American Jewry produced many great literary figures in the 20th century, but only one, notes Meir Soloveichik, remained a devoutly observant Jew for his entire life except for a brief interval in his youth. This was Herman Wouk, who died last month at the age of one-hundred-three. In addition to numerous novels, Wouk also wrote a bold—and best-selling—apologia for Orthodox Judaism, This Is My God. Reflecting on what Wouk himself termed the “mystery” of the Jewish people, Soloveichik writes:
To journalists and literati, [Wouk’s piety] was a paradox. Wouk, Time magazine argued, “seems like an enigmatic character in search of an author. He is a devout Orthodox Jew who has achieved worldly success in worldly-wise Manhattan while adhering to the dietary prohibitions and traditional rituals which many of his fellow Jews find embarrassing.” But it is not a paradox at all. A novelist like Wouk knew a great story when he saw one, and he was surely struck by the fact that those very same American Jews who avidly read his novels seemed to ignore the most interesting plot of all.
Wouk’s own countercultural observance . . . heralded the resurgence of Orthodoxy in America, one that few in the 1950s would have predicted. But Wouk also offers an example of what American Orthodoxy so sorely needs today: those with the ambition and ability to defend, passionately and eloquently, Judaism’s vision to the world. Should they emerge, they may find an audience far surpassing Wouk’s, hungering for truth in an age of rank relativism and cultural decay, waiting for a gifted writer to fulfill once again words uttered by Moses millennia ago: “This is my God and I will beautify Him; the God of my father that I shall glorify.”
For decades, Wouk seemed superhuman, living to be over one-hundred years of age and writing lucidly late into his nineties. In this he appeared to embody the immortality of the people that he so exquisitely described. . . . Now his own remarkable story has come to an end. . . . But it hasn’t, not really.

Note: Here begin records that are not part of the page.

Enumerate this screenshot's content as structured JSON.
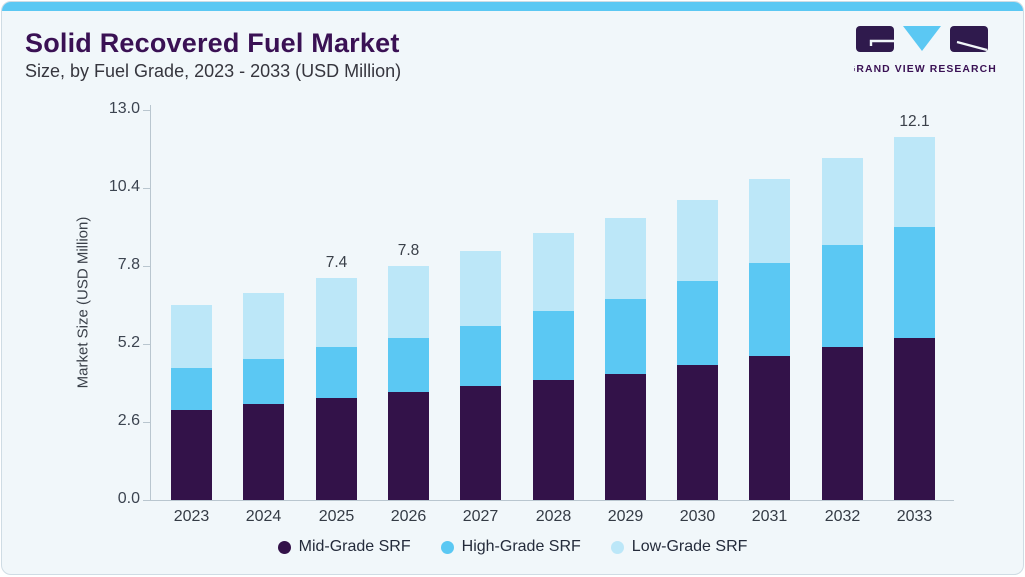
{
  "header": {
    "title": "Solid Recovered Fuel Market",
    "subtitle": "Size, by Fuel Grade, 2023 - 2033 (USD Million)",
    "logo_text": "GRAND VIEW RESEARCH"
  },
  "colors": {
    "accent_strip": "#5BC8F3",
    "title_purple": "#3A1154",
    "mid_grade": "#331249",
    "high_grade": "#5BC8F3",
    "low_grade": "#BCE7F8",
    "card_background": "#F1F7FA",
    "axis_gray": "#B9C6CF"
  },
  "chart_data": {
    "type": "bar",
    "stacked": true,
    "title": "Solid Recovered Fuel Market Size, by Fuel Grade, 2023 - 2033 (USD Million)",
    "ylabel": "Market Size (USD Million)",
    "ylim": [
      0,
      13.0
    ],
    "ytick_labels": [
      "0.0",
      "2.6",
      "5.2",
      "7.8",
      "10.4",
      "13.0"
    ],
    "grid": false,
    "legend_position": "bottom",
    "categories": [
      "2023",
      "2024",
      "2025",
      "2026",
      "2027",
      "2028",
      "2029",
      "2030",
      "2031",
      "2032",
      "2033"
    ],
    "series": [
      {
        "name": "Mid-Grade SRF",
        "color": "#331249",
        "values": [
          3.0,
          3.2,
          3.4,
          3.6,
          3.8,
          4.0,
          4.2,
          4.5,
          4.8,
          5.1,
          5.4
        ]
      },
      {
        "name": "High-Grade SRF",
        "color": "#5BC8F3",
        "values": [
          1.4,
          1.5,
          1.7,
          1.8,
          2.0,
          2.3,
          2.5,
          2.8,
          3.1,
          3.4,
          3.7
        ]
      },
      {
        "name": "Low-Grade SRF",
        "color": "#BCE7F8",
        "values": [
          2.1,
          2.2,
          2.3,
          2.4,
          2.5,
          2.6,
          2.7,
          2.7,
          2.8,
          2.9,
          3.0
        ]
      }
    ],
    "totals_estimated": [
      6.5,
      6.9,
      7.4,
      7.8,
      8.3,
      8.9,
      9.4,
      10.0,
      10.7,
      11.4,
      12.1
    ],
    "total_labels": [
      "",
      "",
      "7.4",
      "7.8",
      "",
      "",
      "",
      "",
      "",
      "",
      "12.1"
    ]
  }
}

Individually, every man is mortal; Herman Wouk was a man, and even he would ultimately die. But precisely because of his faith, a faith that seemed paradoxical but which actually made so much sense, Wouk will achieve an immortality unlike any other Jewish cultural figure of his time. He will live, first and foremost, not in his movies, or novels, but in the extraordinary endurance of Orthodoxy in America, and through the eternal people who cling stubbornly, with love, to Herman Wouk’s God.